骆惊风虽然没有完成预想的目的,但心里还是无比的开心。
毕竟又多了一个帮手,而且还是个很不错,很让人惊心的人。
越明月很安静的跟在骆惊风身后,虽然不说话,也不乱蹦乱跳,但不时的抬头张望着骆惊风的眼神,还是无比的温柔,甚至有些惬意。
“明月,你都没有跟你娘打招呼,就这样一声不响地离开,难道你不怕娘生气嘛?”
骆惊风忽然中停止了迈动着的脚步,却是一个微笑着的回头。
“那没什么,我娘经常这样对我,我对她一次,应该不是件非常差劲的事情。”
越明月一抬头,又急急地跨前了一步,直接站在了骆惊风的面前。
他们之间只是一步之遥。
“这个可是你的不对了,娘有她的不得已,但你不能以一报还一报的形式对付娘。”
去!
“上梁不正下梁歪,我这是跟她学的,谁让她先那样做呢!”
越明月抬头仰望着。
那一张一合的鼻孔不停地喷着粗气。
站在寒风中,骆惊风还是感觉到了一股热气扑面。还闻到了一丝既像楚天梅的味道,又不很像,反正是说不出来的那种很舒服的气味。
“你不能离我远点嘛!我都闻到你的气味了。”
骆惊风后退了一步,其实也是个一小半步。
他虽然是那样说着,但心里还是很喜欢闻到那股气味的,尤其是从她鼻子里喷出来的那股带着热热的气息。
“师傅,不会是我身上有了臭味吧!”
越明月抬起了手臂,放在了自己的鼻子上,重重地吸着。
“没有呀,你怎么会说是有味道?”
她很是不理解地眨巴着眼睛,静静地瞅着骆惊风。
“自己的味道,自己哪能闻到。”
话音一落中,骆惊风慢慢地转过了身子,抖动了一下披风,迈动着沉稳的脚步,继续行走了。

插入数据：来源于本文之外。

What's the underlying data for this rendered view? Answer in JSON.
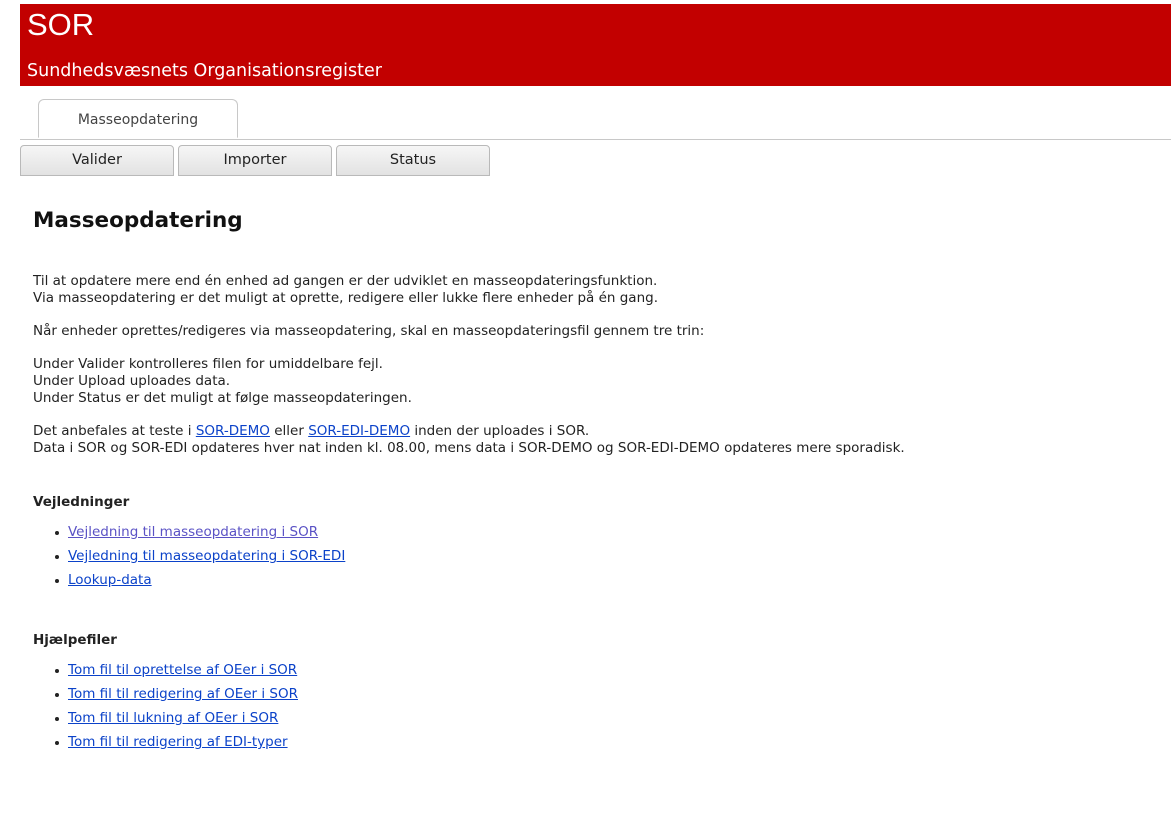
{
  "header": {
    "title": "SOR",
    "subtitle": "Sundhedsvæsnets Organisationsregister"
  },
  "tabs": [
    {
      "label": "Masseopdatering"
    }
  ],
  "subnav": [
    {
      "label": "Valider"
    },
    {
      "label": "Importer"
    },
    {
      "label": "Status"
    }
  ],
  "main": {
    "heading": "Masseopdatering",
    "intro_line1": "Til at opdatere mere end én enhed ad gangen er der udviklet en masseopdateringsfunktion.",
    "intro_line2": "Via masseopdatering er det muligt at oprette, redigere eller lukke flere enheder på én gang.",
    "steps_intro": "Når enheder oprettes/redigeres via masseopdatering, skal en masseopdateringsfil gennem tre trin:",
    "step1": "Under Valider kontrolleres filen for umiddelbare fejl.",
    "step2": "Under Upload uploades data.",
    "step3": "Under Status er det muligt at følge masseopdateringen.",
    "demo_pre": "Det anbefales at teste i ",
    "demo_link1": "SOR-DEMO",
    "demo_mid": " eller ",
    "demo_link2": "SOR-EDI-DEMO",
    "demo_post": " inden der uploades i SOR.",
    "demo_note": "Data i SOR og SOR-EDI opdateres hver nat inden kl. 08.00, mens data i SOR-DEMO og SOR-EDI-DEMO opdateres mere sporadisk."
  },
  "guides": {
    "heading": "Vejledninger",
    "items": [
      "Vejledning til masseopdatering i SOR",
      "Vejledning til masseopdatering i SOR-EDI",
      "Lookup-data"
    ]
  },
  "helpfiles": {
    "heading": "Hjælpefiler",
    "items": [
      "Tom fil til oprettelse af OEer i SOR",
      "Tom fil til redigering af OEer i SOR",
      "Tom fil til lukning af OEer i SOR",
      "Tom fil til redigering af EDI-typer"
    ]
  },
  "colors": {
    "header_bg": "#c20000",
    "link": "#0b42c9",
    "visited_link": "#5a52c5"
  }
}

越明月却还在闻着自己的胳膊,此时,已经挽起了袖子,直接将鼻子贴在了白皙肉嫩的胳膊上,左右滑动着鼻子努力地闻着。
但是闻了好长时间,仍然是一无所获。
已经走好几步了,但还是没有听到身后走动的声音。骆惊风不得已中,停下了脚步,又是一个缓慢的转身,却满脸的惊奇。
喂!
“你到底在干什么?”
他惊奇中,又急急地大喊了起来。
慌忙抬头的越明月一甩胳膊袖子,也是大声回应着。
“我为什么闻不到你说的那种气味?”
话还没说完,人却早早地跑了起来。
“我都跟你说过了,自己的味道自己是闻不到的。而且,我只是那么一说,也不是什么不好的味道。”
这一次,骆惊风脸上惊现的不是惊奇,而是使坏的表情。他压低了声音,而且还带着一丝非常缓和的语气说话。
“只要不是不好的味道就行,反正这身上的气味我还真是没办法阻止,如果你不喜欢闻到,那就塞住鼻子好了。”
越明月在确认了不是怪味后,放心地向四处张望了一会儿。
“这种味道其实闻起来,还满是让人舒服的。”
骆惊风的微笑让越明月皱起了眉头。
她看不出来,他到底是高兴还是不高兴,是喜欢闻还是很反感。
“你这表情到底是要表明什么?舒服的意思是你高兴闻,还是不喜欢闻,我怎么感觉你说话总是要人仔细想想才能理解。”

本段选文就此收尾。